Llamado de Bush atrinchera a Gobierno de Cuba y baja expectativas de cambios
LA HABANA (AFP) — El llamado del presidente estadounidense George W. Bush a los militares cubanos y la comunidad internacional para apoyar una transición en Cuba, atrincheró al gobierno comunista, y hace temer a opositores y observadores que el gobierno de Raúl Castro retrase eventuales reformas.
El discurso de Bush, pronunciado el miércoles y que en un hecho sin precedentes fue reproducido por los medios locales, provocó una inmediata y enérgica reacción de Cuba, que lo recibió como una "escalada" de la agresión de Washington.
"La palabra de orden en Cuba es: ¡Coraje!", "Cuba jamás será puesta de rodillas", titularon los diarios Granma y Juventud Rebelde, al dedicar páginas enteras a la respuesta del miércoles del canciller cubano Felipe Pérez Roque.
En su primer discurso desde 2003 sobre Cuba, Bush anunció un "fondo multimillonario para la libertad" en la isla y que mantendrá el embargo vigente desde hace 45 años, lo que, según analistas consultados por la AFP en Estados Unidos, tiene pocas posibilidades de éxito y podría reforzar al gobierno cubano.

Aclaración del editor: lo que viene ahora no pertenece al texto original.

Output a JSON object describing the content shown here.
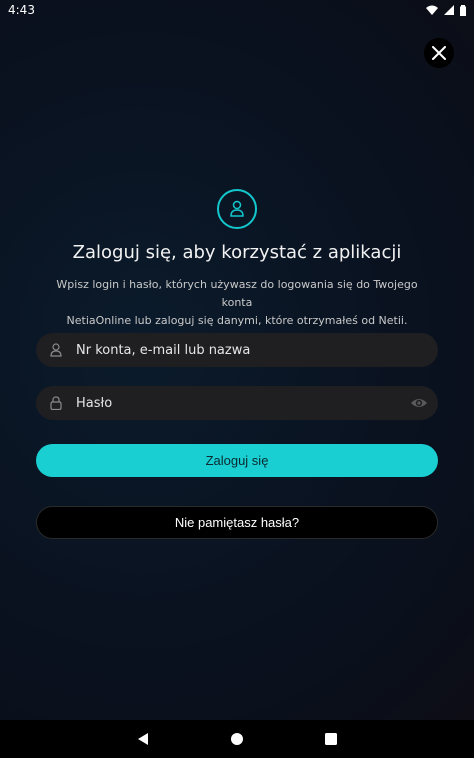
{
  "status": {
    "time": "4:43"
  },
  "login": {
    "title": "Zaloguj się, aby korzystać z aplikacji",
    "subtitle_line1": "Wpisz login i hasło, których używasz do logowania się do Twojego konta",
    "subtitle_line2": "NetiaOnline lub zaloguj się danymi, które otrzymałeś od Netii.",
    "username_placeholder": "Nr konta, e-mail lub nazwa",
    "password_placeholder": "Hasło",
    "submit_label": "Zaloguj się",
    "forgot_label": "Nie pamiętasz hasła?"
  },
  "icons": {
    "close": "close-icon",
    "user": "user-icon",
    "lock": "lock-icon",
    "eye": "eye-icon"
  },
  "colors": {
    "accent": "#19cfd1"
  }
}
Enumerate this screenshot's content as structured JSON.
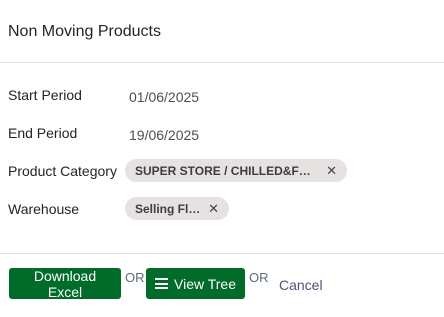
{
  "dialog": {
    "title": "Non Moving Products"
  },
  "form": {
    "start_period": {
      "label": "Start Period",
      "value": "01/06/2025"
    },
    "end_period": {
      "label": "End Period",
      "value": "19/06/2025"
    },
    "product_category": {
      "label": "Product Category",
      "tag": "SUPER STORE / CHILLED&FROZ…"
    },
    "warehouse": {
      "label": "Warehouse",
      "tag": "Selling Floor"
    }
  },
  "footer": {
    "download_label": "Download Excel",
    "or1": "OR",
    "view_tree_label": "View Tree",
    "or2": "OR",
    "cancel_label": "Cancel"
  },
  "colors": {
    "primary_button": "#016b2a",
    "link": "#5e4a7e",
    "tag_bg": "#e6e2e2"
  },
  "icons": {
    "remove": "close-icon",
    "view_tree": "list-icon"
  }
}
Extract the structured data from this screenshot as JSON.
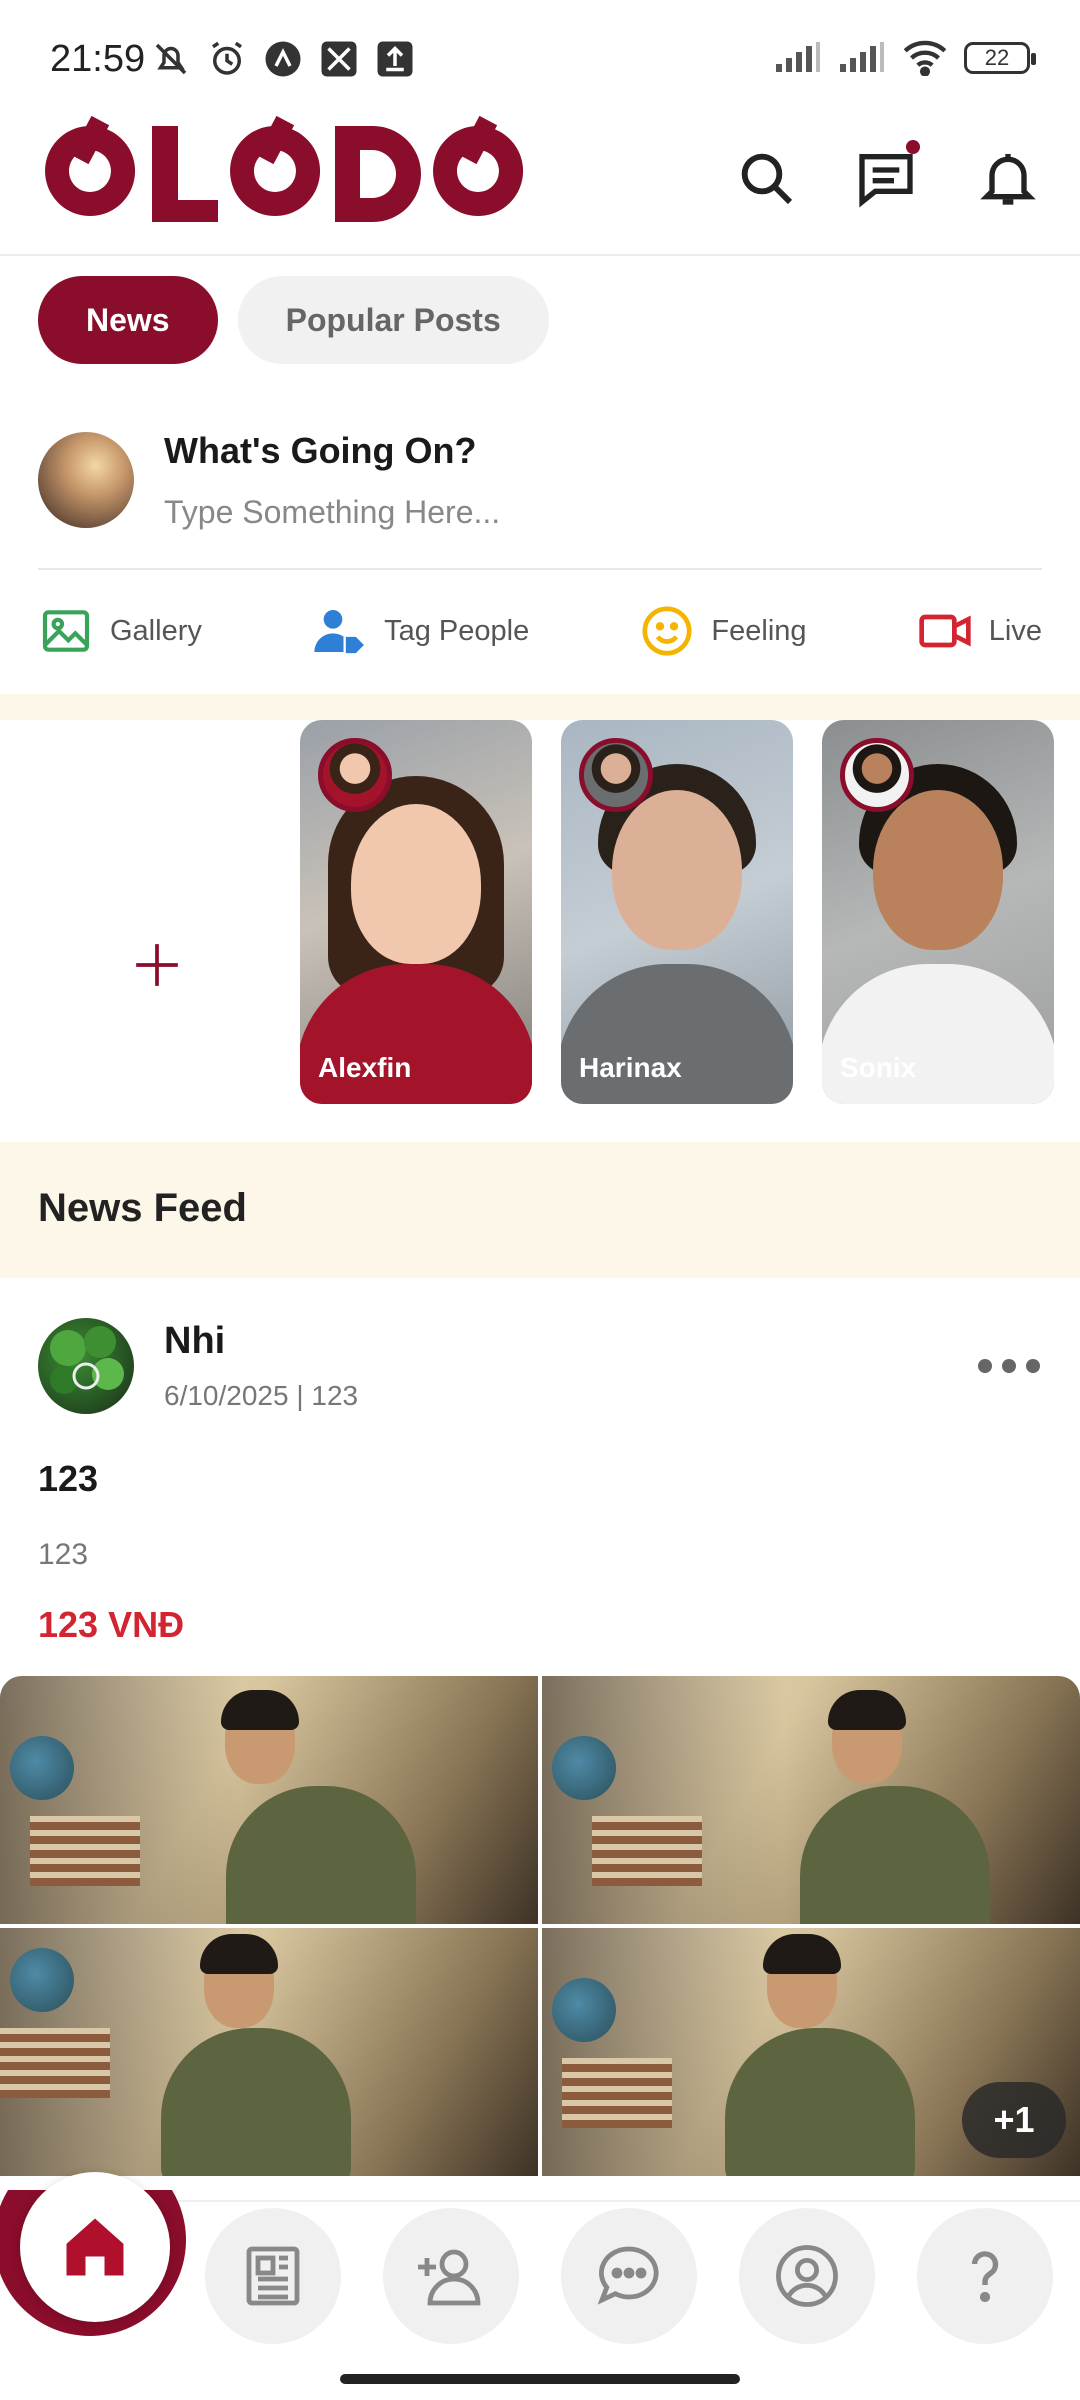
{
  "status_bar": {
    "time": "21:59",
    "battery": "22",
    "icons": [
      "mute-icon",
      "alarm-icon",
      "app-icon",
      "app-icon",
      "upload-icon",
      "signal-icon",
      "signal-icon",
      "wifi-icon",
      "battery-icon"
    ]
  },
  "header": {
    "logo_text": "OLODO",
    "icons": [
      "search-icon",
      "chat-icon",
      "bell-icon"
    ]
  },
  "tabs": [
    {
      "label": "News",
      "active": true
    },
    {
      "label": "Popular Posts",
      "active": false
    }
  ],
  "composer": {
    "title": "What's Going On?",
    "placeholder": "Type Something Here..."
  },
  "actions": [
    {
      "label": "Gallery",
      "icon": "gallery-icon",
      "color": "#3aa35a"
    },
    {
      "label": "Tag People",
      "icon": "tag-people-icon",
      "color": "#2f7fd6"
    },
    {
      "label": "Feeling",
      "icon": "smile-icon",
      "color": "#f5b400"
    },
    {
      "label": "Live",
      "icon": "video-icon",
      "color": "#d32432"
    }
  ],
  "stories": {
    "add_icon": "plus-icon",
    "items": [
      {
        "name": "Alexfin"
      },
      {
        "name": "Harinax"
      },
      {
        "name": "Sonix"
      }
    ]
  },
  "feed": {
    "title": "News Feed"
  },
  "post": {
    "author": "Nhi",
    "meta": "6/10/2025 | 123",
    "title": "123",
    "description": "123",
    "price": "123 VNĐ",
    "more_count": "+1"
  },
  "bottom_nav": {
    "items": [
      "home-icon",
      "news-icon",
      "add-friend-icon",
      "messages-icon",
      "profile-icon",
      "help-icon"
    ]
  },
  "colors": {
    "brand": "#8a0d2b",
    "price": "#d32432",
    "band": "#fdf7ea"
  }
}
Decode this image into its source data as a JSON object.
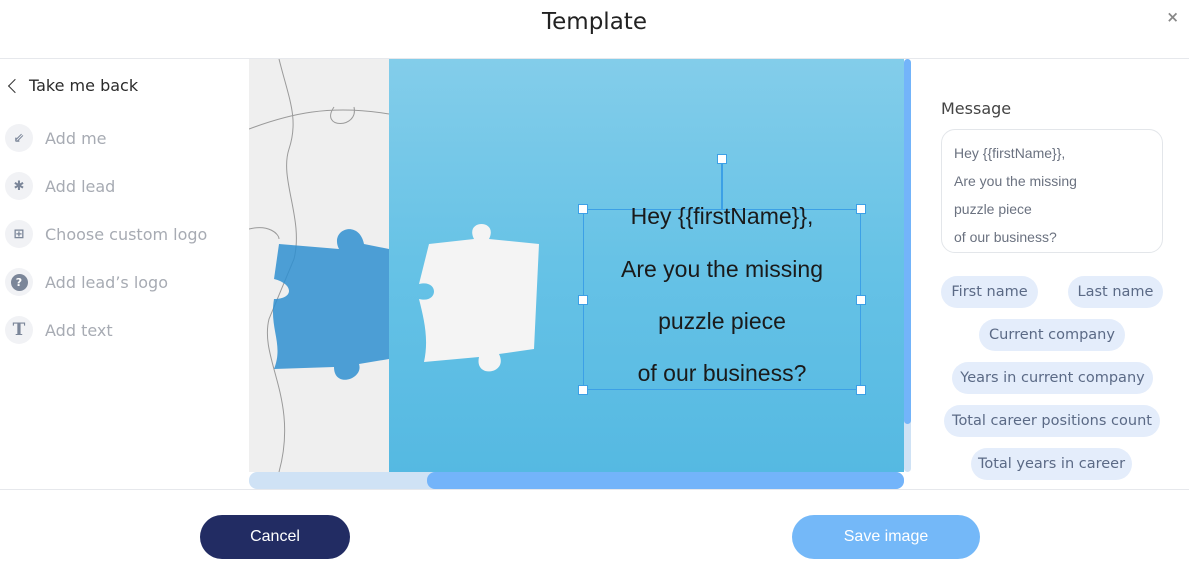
{
  "header": {
    "title": "Template",
    "close_label": "×"
  },
  "sidebar": {
    "back_label": "Take me back",
    "items": [
      {
        "label": "Add me",
        "icon": "person-arrow-icon"
      },
      {
        "label": "Add lead",
        "icon": "person-star-icon"
      },
      {
        "label": "Choose custom logo",
        "icon": "logo-grid-icon"
      },
      {
        "label": "Add lead’s logo",
        "icon": "question-icon"
      },
      {
        "label": "Add text",
        "icon": "text-icon"
      }
    ]
  },
  "canvas": {
    "text_lines": [
      "Hey {{firstName}},",
      "Are you the missing",
      "puzzle piece",
      "of our business?"
    ],
    "colors": {
      "selection": "#3ca0e6",
      "scroll_thumb": "#73b4fa"
    }
  },
  "message": {
    "label": "Message",
    "lines": [
      "Hey {{firstName}},",
      "Are you the missing",
      "puzzle piece",
      "of our business?"
    ]
  },
  "variables": [
    "First name",
    "Last name",
    "Current company",
    "Years in current company",
    "Total career positions count",
    "Total years in career"
  ],
  "footer": {
    "cancel_label": "Cancel",
    "save_label": "Save image"
  },
  "colors": {
    "cancel": "#222c63",
    "save": "#74b8f8",
    "chip_bg": "#e4edfb"
  }
}
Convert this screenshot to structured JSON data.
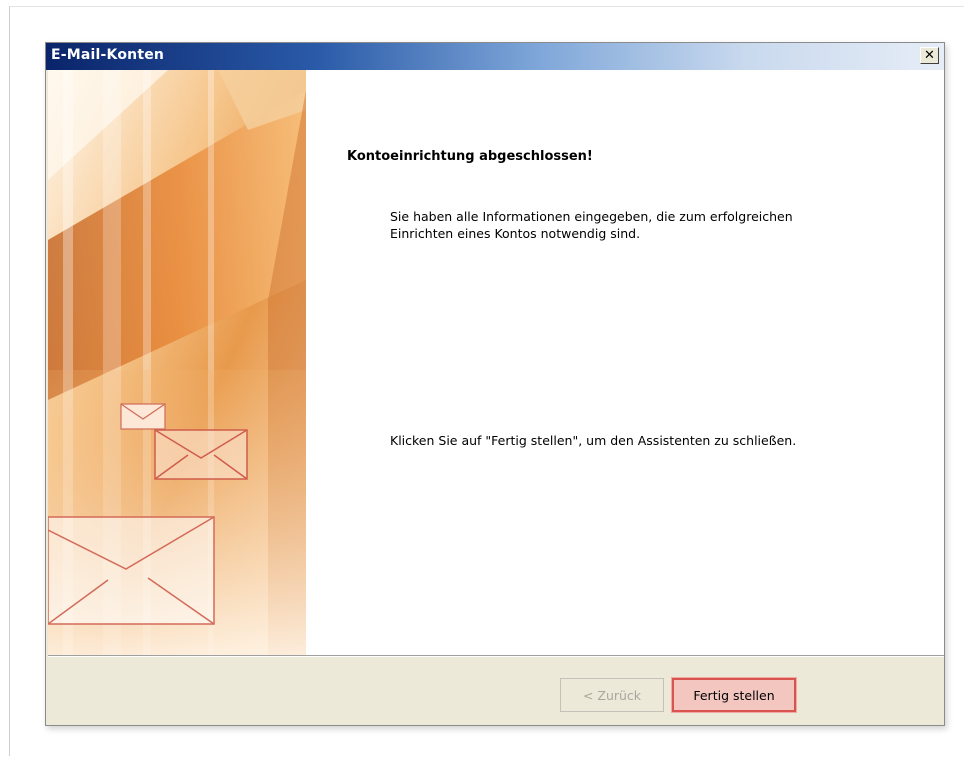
{
  "window": {
    "title": "E-Mail-Konten",
    "close_icon": "close-icon"
  },
  "content": {
    "heading": "Kontoeinrichtung abgeschlossen!",
    "paragraph1": "Sie haben alle Informationen eingegeben, die zum erfolgreichen Einrichten eines Kontos notwendig sind.",
    "paragraph2": "Klicken Sie auf \"Fertig stellen\", um den Assistenten zu schließen."
  },
  "buttons": {
    "back_label": "< Zurück",
    "back_enabled": false,
    "finish_label": "Fertig stellen",
    "finish_highlighted": true
  },
  "colors": {
    "titlebar_dark": "#0a246a",
    "dialog_face": "#ece9d8",
    "highlight": "#d9534f",
    "banner_orange": "#e8893a"
  },
  "banner": {
    "icon": "envelope-graphic"
  }
}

"Creo que es un error estratégico por parte de Bush y que ha caído en la trampa de Castro", dijo Ian Vásquez, del CATO Institute. Michael Shifter, vicepresidente del Diálogo Interamericano, consideró el discurso "anacrónico".
Para Daniel Restrepo, director del Proyecto de las Américas en el Center for American Progress, la idea del fondo "es más de lo mismo: mucha retórica y poca realidad".
En Cuba, disidentes moderados como Manuel Cuesta y Oscar Espinosa, críticos del bloqueo, dudaron del éxito del fondo. Para Martha Beatriz Roque, opositora de línea dura, "el primer embargo que hay que quitar es el que tiene el gobierno cubano al pueblo".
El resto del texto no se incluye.